Gestern waren wir mit unseren Jungs in Bergen-Belsen und haben dort die Gedenkstätte des KZ besucht. Vor 70 Jahren wurden die KZ befreit. Anfang des Jahres habe ich viele Dokumentationen und Interviews mit den letzten Zeitzeugen gesehen, die mich sehr bewegt haben. Dabei stellte ich fest, dass ich noch nie eine solche Gedenkstätte besucht habe. Als ich auf dem Weg nach Celle an Bergen-Belsen vorbeifuhr, dachte ich, hier möchte ich mal hin.
Alle Jungs wollten mit und waren sehr interessiert. Mit Ruben sind wir allerdings nicht in die Ausstellung gegangen, weil die Fotos und auch die Filme zu heftig waren und er das ganze sicher noch nicht hätte verstanden.
Leider ist vom Lager außer den vielen Massengräbern nichts erhalten. Es gibt nur Reste der ehemaligen Baracke 9 des Häftlingslagers. Jugendliche des CVJM haben auf die Steine Namen geschrieben. Es sind Namen von Juden aus Ungarn, die zum Austausch bestimmt waren, daher findet man Namen sowohl von Frauen als auch von Männern. Auf der einen Seite der Steine steht das Geburtsdatum und auf der anderen Seite evtl. das Sterbedatum. Die verseuchten Baracken wurden nach und nach bis Mitte Mai 1945 geräumt und verbrannt.
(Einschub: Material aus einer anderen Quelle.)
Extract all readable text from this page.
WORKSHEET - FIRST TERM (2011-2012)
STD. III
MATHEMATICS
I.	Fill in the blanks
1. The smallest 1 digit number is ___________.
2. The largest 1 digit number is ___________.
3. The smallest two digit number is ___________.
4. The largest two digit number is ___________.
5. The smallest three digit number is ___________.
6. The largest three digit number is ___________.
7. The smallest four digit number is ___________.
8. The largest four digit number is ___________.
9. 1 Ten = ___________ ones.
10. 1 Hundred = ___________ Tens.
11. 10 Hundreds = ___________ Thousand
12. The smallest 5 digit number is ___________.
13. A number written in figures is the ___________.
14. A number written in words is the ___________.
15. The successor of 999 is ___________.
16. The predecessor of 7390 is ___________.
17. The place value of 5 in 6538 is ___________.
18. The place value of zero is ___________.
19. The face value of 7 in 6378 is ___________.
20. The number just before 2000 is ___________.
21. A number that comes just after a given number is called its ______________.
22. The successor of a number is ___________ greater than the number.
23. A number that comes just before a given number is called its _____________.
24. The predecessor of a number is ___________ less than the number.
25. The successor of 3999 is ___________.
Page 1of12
Die Massengräber beeindruckten mich sehr. Hier waren zigtausend Menschen im April 1945 bestattet worden.
In der Ausstellung gab es darüber einen Film der Britischen Armee. Diese Bilder haben meine großen Jungs und auch mich am meisten beeindruckt. Es wurde gezeigt, wie die völlig ausgemergelten Leichen erst von einzelnen zu den Gräbern geschleppt wurden. Als die Engländer merkten, dass dies so nicht zu bewältigenden ist, setzten sie Bulldozer ein, die die Leichenberge in die Gräber schob. Fürchterlich. Diese Bilder vergisst man nie.
Beeindruckend fand ich auch die Szene, wo die deutsche Bevölkerung in das Lager geführt wurde, um sich diesen Schrecken anzusehen, und dies tatsächlich die Briten beschimpften. Wie kann man bei einem solchen Anblick seinen Mund aufmachen?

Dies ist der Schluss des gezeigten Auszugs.